Grumble magazine

The demons are out of the closet. They wiggled through the keyhole and crept under the door. Now they are loose in the house. God knows I tried to keep them in. I locked the door and propped a chair under the knob. I should have thought of stuffing wet newspaper into the cracks around the edges. But I didn't and now they are on the loose again.

They are running free. Blue and green and red and yellow they are. All wild and jumping and jibbery they are. Waving arms and legs, hollering in a whisper things I don't want to hear. Telling me knobby fingered secret stories, crawling across the ceiling and dropping down into my hair in webby clumps. Clinging stories.

They dance, you know, a rainbow dance of gloom. A multicolored dance, a fearful whisper dance of smashing sounds. Across the chairs and wallpaper, wiggling fingers, grasping at you, just on the edge of vision. You can't look directly at them; they are always slipping sideways when you try to grab them straight on with a piercing stare. If you could stare them down they disappear.

They swing on chandeliers, pendulums that hum like thunder. And scamper and cavort. All afternoon, they cavort in front of the closet door mocking the lock I put on it. Mock the lock, mock the lock, mock the lock.

They circle in on me and throw things, paperweights and popcorn.

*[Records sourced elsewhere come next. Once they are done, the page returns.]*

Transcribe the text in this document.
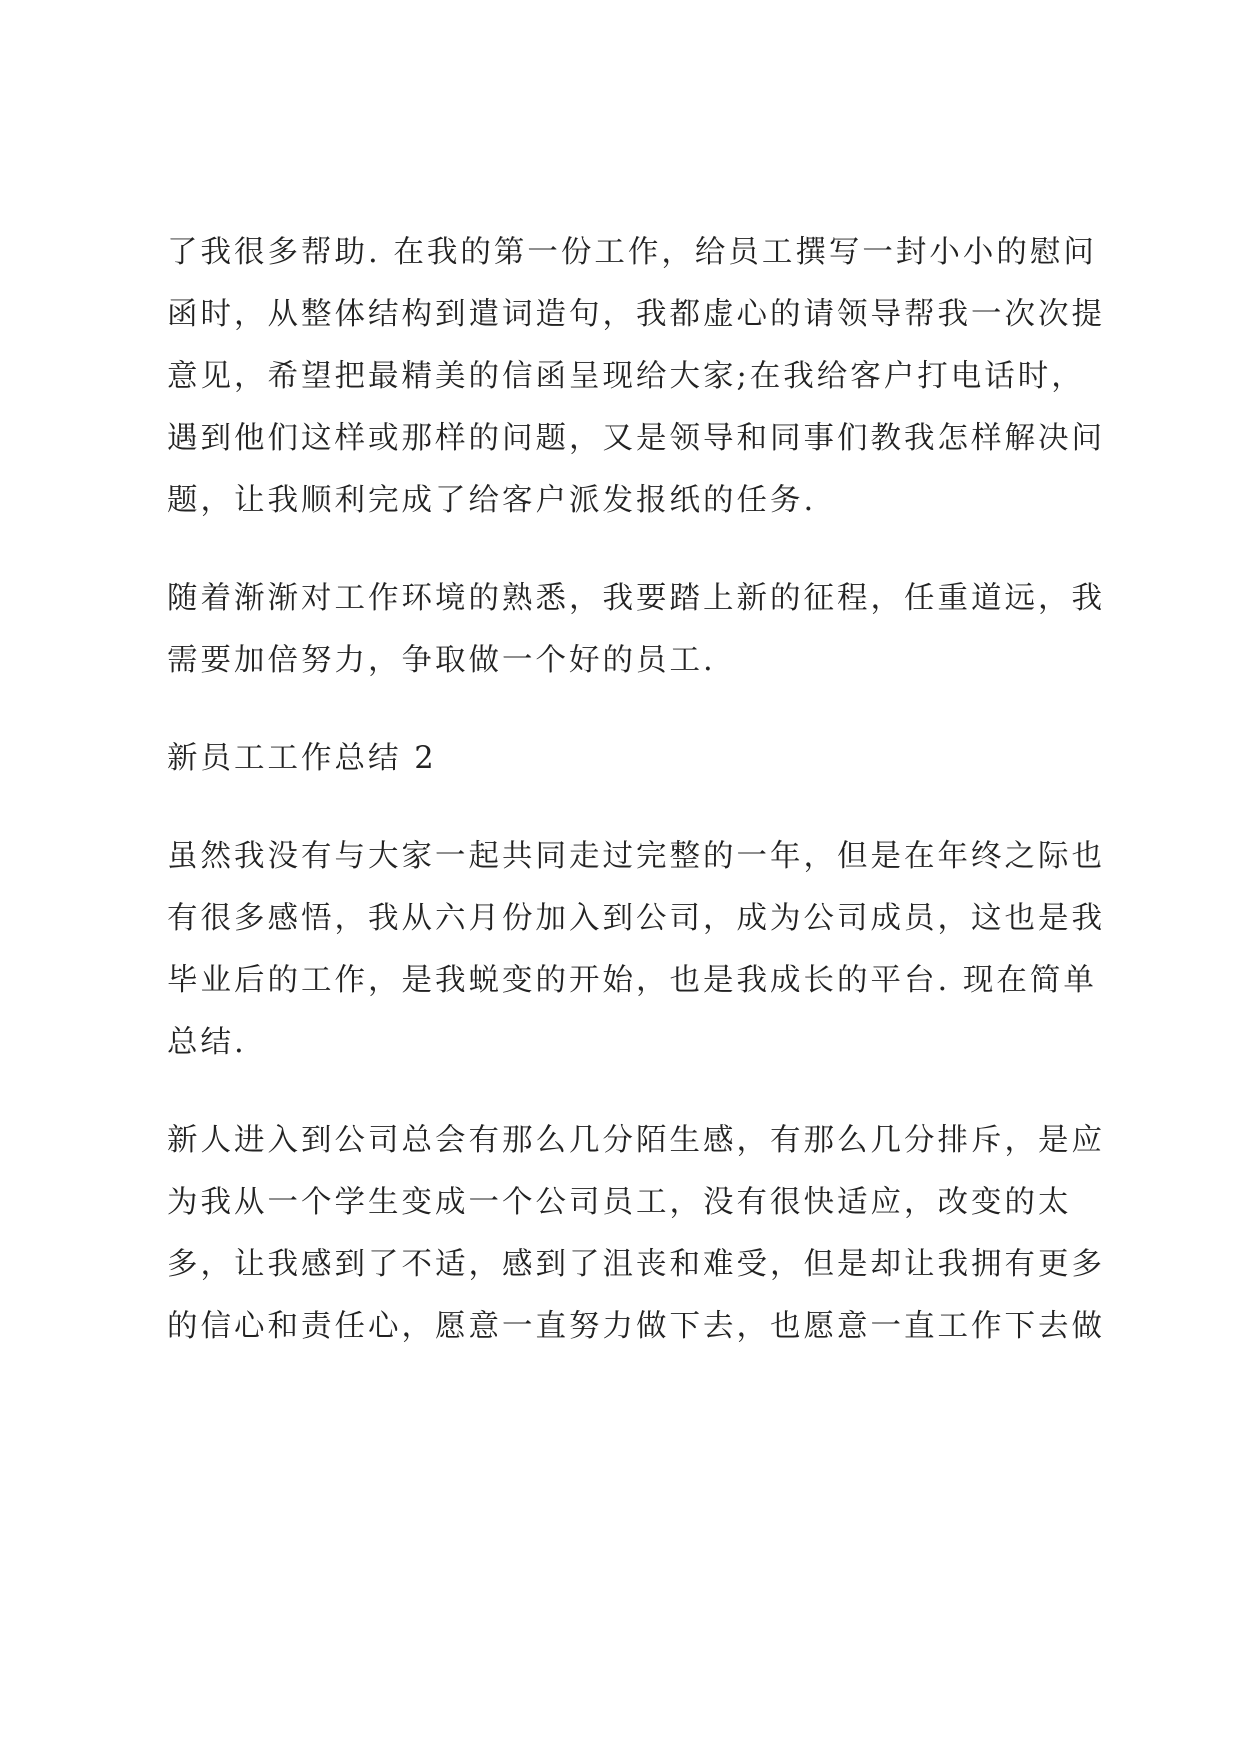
了我很多帮助. 在我的第一份工作，给员工撰写一封小小的慰问
函时，从整体结构到遣词造句，我都虚心的请领导帮我一次次提
意见，希望把最精美的信函呈现给大家;在我给客户打电话时，
遇到他们这样或那样的问题，又是领导和同事们教我怎样解决问
题，让我顺利完成了给客户派发报纸的任务.
随着渐渐对工作环境的熟悉，我要踏上新的征程，任重道远，我
需要加倍努力，争取做一个好的员工.
新员工工作总结 2
虽然我没有与大家一起共同走过完整的一年，但是在年终之际也
有很多感悟，我从六月份加入到公司，成为公司成员，这也是我
毕业后的工作，是我蜕变的开始，也是我成长的平台. 现在简单
总结.
新人进入到公司总会有那么几分陌生感，有那么几分排斥，是应
为我从一个学生变成一个公司员工，没有很快适应，改变的太
多，让我感到了不适，感到了沮丧和难受，但是却让我拥有更多
的信心和责任心，愿意一直努力做下去，也愿意一直工作下去做
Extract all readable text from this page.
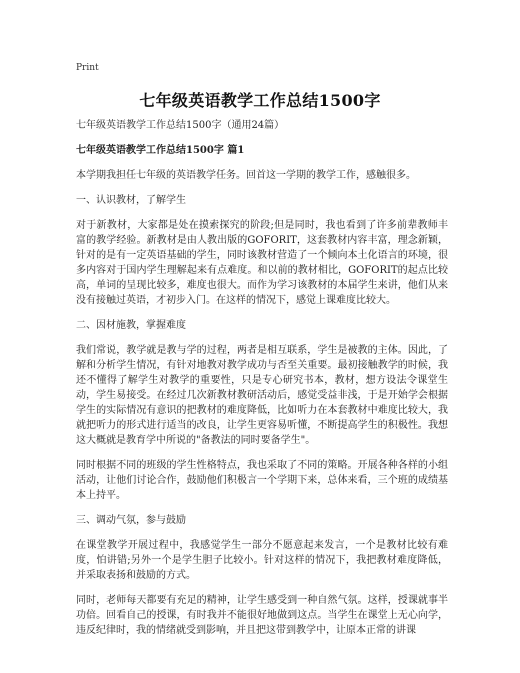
Print
七年级英语教学工作总结1500字
七年级英语教学工作总结1500字（通用24篇）
七年级英语教学工作总结1500字 篇1

本学期我担任七年级的英语教学任务。回首这一学期的教学工作，感触很多。

一、认识教材，了解学生

对于新教材，大家都是处在摸索探究的阶段;但是同时，我也看到了许多前辈教师丰富的教学经验。新教材是由人教出版的GOFORIT，这套教材内容丰富，理念新颖，针对的是有一定英语基础的学生，同时该教材营造了一个倾向本土化语言的环境，很多内容对于国内学生理解起来有点难度。和以前的教材相比，GOFORIT的起点比较高，单词的呈现比较多，难度也很大。而作为学习该教材的本届学生来讲，他们从来没有接触过英语，才初步入门。在这样的情况下，感觉上课难度比较大。

二、因材施教，掌握难度

我们常说，教学就是教与学的过程，两者是相互联系，学生是被教的主体。因此，了解和分析学生情况，有针对地教对教学成功与否至关重要。最初接触教学的时候，我还不懂得了解学生对教学的重要性，只是专心研究书本，教材，想方设法令课堂生动，学生易接受。在经过几次新教材教研活动后，感觉受益非浅，于是开始学会根据学生的实际情况有意识的把教材的难度降低，比如听力在本套教材中难度比较大，我就把听力的形式进行适当的改良，让学生更容易听懂，不断提高学生的积极性。我想这大概就是教育学中所说的"备教法的同时要备学生"。

同时根据不同的班级的学生性格特点，我也采取了不同的策略。开展各种各样的小组活动，让他们讨论合作，鼓励他们积极言一个学期下来，总体来看，三个班的成绩基本上持平。

三、调动气氛，参与鼓励

在课堂教学开展过程中，我感觉学生一部分不愿意起来发言，一个是教材比较有难度，怕讲错;另外一个是学生胆子比较小。针对这样的情况下，我把教材难度降低，并采取表扬和鼓励的方式。

同时，老师每天都要有充足的精神，让学生感受到一种自然气氛。这样，授课就事半功倍。回看自己的授课，有时我并不能很好地做到这点。当学生在课堂上无心向学，违反纪律时，我的情绪就受到影响，并且把这带到教学中，让原本正常的讲课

They pull down books from the case and take careful aim. They know how to hit, just where to make a bruise that will not show. They draw blood in secret places. A thousand cuts from tiny wounds.

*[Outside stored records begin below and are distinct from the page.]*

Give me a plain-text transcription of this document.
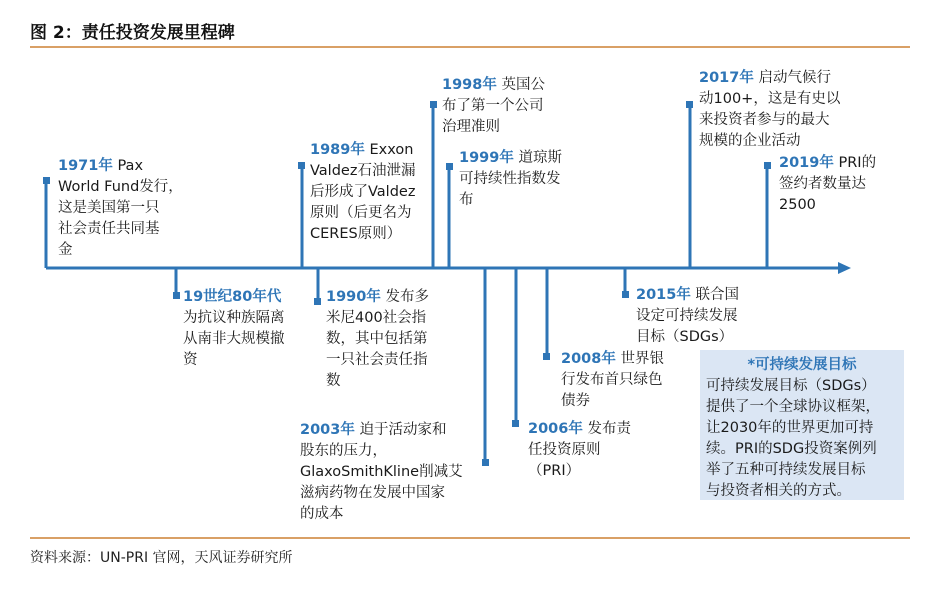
图 2：责任投资发展里程碑
1971年 Pax
World Fund发行，
这是美国第一只
社会责任共同基
金
19世纪80年代
为抗议种族隔离
从南非大规模撤
资
1989年 Exxon
Valdez石油泄漏
后形成了Valdez
原则（后更名为
CERES原则）
1990年 发布多
米尼400社会指
数，其中包括第
一只社会责任指
数
1998年 英国公
布了第一个公司
治理准则
1999年 道琼斯
可持续性指数发
布
2003年 迫于活动家和
股东的压力，
GlaxoSmithKline削减艾
滋病药物在发展中国家
的成本
2006年 发布责
任投资原则
（PRI）
2008年 世界银
行发布首只绿色
债券
2015年 联合国
设定可持续发展
目标（SDGs）
2017年 启动气候行
动100+，这是有史以
来投资者参与的最大
规模的企业活动
2019年 PRI的
签约者数量达
2500
*可持续发展目标
可持续发展目标（SDGs）
提供了一个全球协议框架，
让2030年的世界更加可持
续。PRI的SDG投资案例列
举了五种可持续发展目标
与投资者相关的方式。
资料来源：UN-PRI 官网，天风证券研究所
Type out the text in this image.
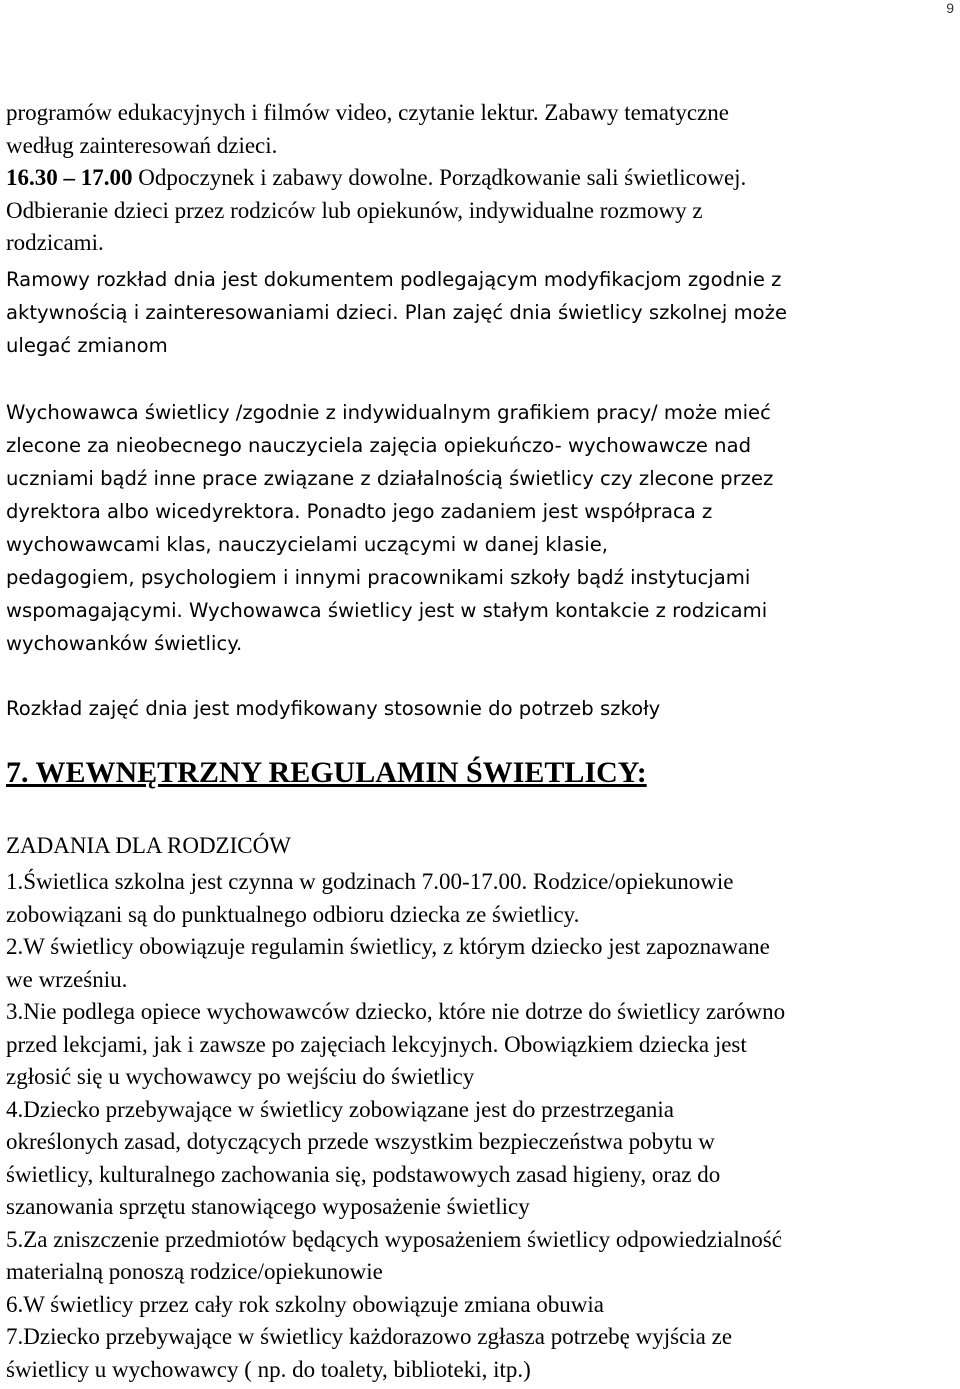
9
programów edukacyjnych i filmów video, czytanie lektur. Zabawy tematyczne
według zainteresowań dzieci.
16.30 – 17.00 Odpoczynek i zabawy dowolne. Porządkowanie sali świetlicowej.
Odbieranie dzieci przez rodziców lub opiekunów, indywidualne rozmowy z
rodzicami.
Ramowy rozkład dnia jest dokumentem podlegającym modyfikacjom zgodnie z
aktywnością i zainteresowaniami dzieci. Plan zajęć dnia świetlicy szkolnej może
ulegać zmianom
Wychowawca świetlicy /zgodnie z indywidualnym grafikiem pracy/ może mieć
zlecone za nieobecnego nauczyciela zajęcia opiekuńczo- wychowawcze nad
uczniami bądź inne prace związane z działalnością świetlicy czy zlecone przez
dyrektora albo wicedyrektora. Ponadto jego zadaniem jest współpraca z
wychowawcami klas, nauczycielami uczącymi w danej klasie,
pedagogiem, psychologiem i innymi pracownikami szkoły bądź instytucjami
wspomagającymi. Wychowawca świetlicy jest w stałym kontakcie z rodzicami
wychowanków świetlicy.
Rozkład zajęć dnia jest modyfikowany stosownie do potrzeb szkoły
7. WEWNĘTRZNY REGULAMIN ŚWIETLICY:
ZADANIA DLA RODZICÓW
1.Świetlica szkolna jest czynna w godzinach 7.00-17.00. Rodzice/opiekunowie
zobowiązani są do punktualnego odbioru dziecka ze świetlicy.
2.W świetlicy obowiązuje regulamin świetlicy, z którym dziecko jest zapoznawane
we wrześniu.
3.Nie podlega opiece wychowawców dziecko, które nie dotrze do świetlicy zarówno
przed lekcjami, jak i zawsze po zajęciach lekcyjnych. Obowiązkiem dziecka jest
zgłosić się u wychowawcy po wejściu do świetlicy
4.Dziecko przebywające w świetlicy zobowiązane jest do przestrzegania
określonych zasad, dotyczących przede wszystkim bezpieczeństwa pobytu w
świetlicy, kulturalnego zachowania się, podstawowych zasad higieny, oraz do
szanowania sprzętu stanowiącego wyposażenie świetlicy
5.Za zniszczenie przedmiotów będących wyposażeniem świetlicy odpowiedzialność
materialną ponoszą rodzice/opiekunowie
6.W świetlicy przez cały rok szkolny obowiązuje zmiana obuwia
7.Dziecko przebywające w świetlicy każdorazowo zgłasza potrzebę wyjścia ze
świetlicy u wychowawcy ( np. do toalety, biblioteki, itp.)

They sticky across the ceiling and down the walls, crabwise, wisecracking, cracking their knuckles, knuckleballing the paperweights, weighing out insults to the last degree.

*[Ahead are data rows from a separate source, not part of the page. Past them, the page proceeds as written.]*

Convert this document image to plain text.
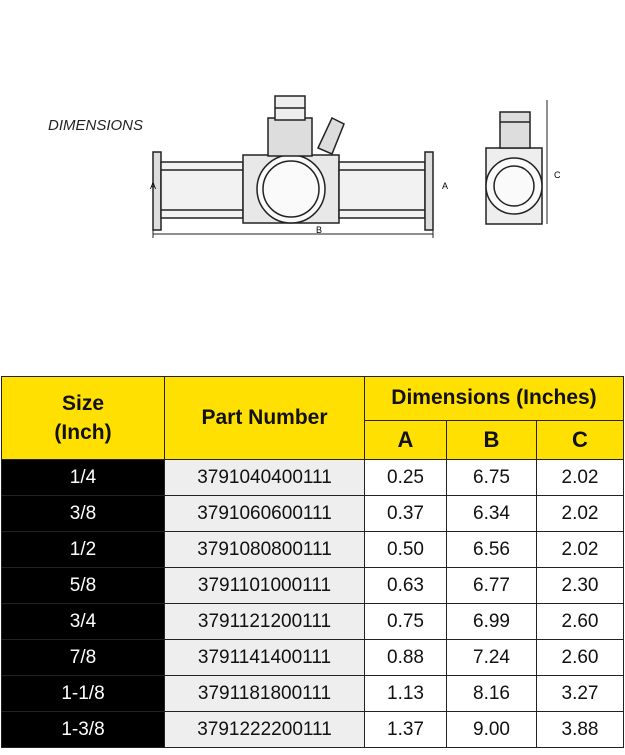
DIMENSIONS
A	A
B
C
Size
(Inch)	Part Number	Dimensions (Inches)		
		A	B	C
1/4	3791040400111	0.25	6.75	2.02
3/8	3791060600111	0.37	6.34	2.02
1/2	3791080800111	0.50	6.56	2.02
5/8	3791101000111	0.63	6.77	2.30
3/4	3791121200111	0.75	6.99	2.60
7/8	3791141400111	0.88	7.24	2.60
1-1/8	3791181800111	1.13	8.16	3.27
1-3/8	3791222200111	1.37	9.00	3.88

They smash plates on their heads and use the shards to crave the table legs into gargoyles. And the gargoyles come to life and dance about mocking me. They dance splayed toed atop the dancing tables and jibber at me. They croon weird songs that invoke dark places you'd never want to go but are pulled to nonetheless.

But I ignore it all. I sit on my sofa and sew furiously, piecing a quilt. Little triangles, little squares, paired together, joined and seamed, built block to block to bigger squares, rectangles, rows and strips. Create a pattern, a design. From disparate pieces, a whole created. My mind keyed to the needle while the demons gather.

They pluck the flowers patterned on the drapes and weave them into a daisy chain. With fanfare they crown me as I sit with needle clenched. They dance around me singing horrid songs. They whisper low, insinuating; they thunder loud, until the room vibrates. They stomp their multi-jointed toes until their nails rattle loose the light bulbs. But I don't look up. I stitch the squares of blue and green and red and yellow side by side by side in parquet blocks. The more the demons stomp the more they shrink; they are compacting themselves, tighter and tighter, with every stomp, whomp, whomp, whomp, into little marbles of nastiness, little spherical balls of energy; they roll away, under the sofa, under the chair, into the corner, away from me, gone for while. Driven away by ignoring them, taking the chaos with them. I get out the dustpan and broom and sweeping up the little dried up bits to lock up again. More secure this time. A big iron strongbox; brown paper, layers and layers; strapping tape; nubby twine, in complicated knots I get out of a Boy Scout Handbook; and red sealing wax imprinted with arcane symbols. Then I shove it in the back of the closet, under old winter coats and photo albums and sports equipment I never use.

Then I dust off my hands and turn back to my quilt. I need to finish it.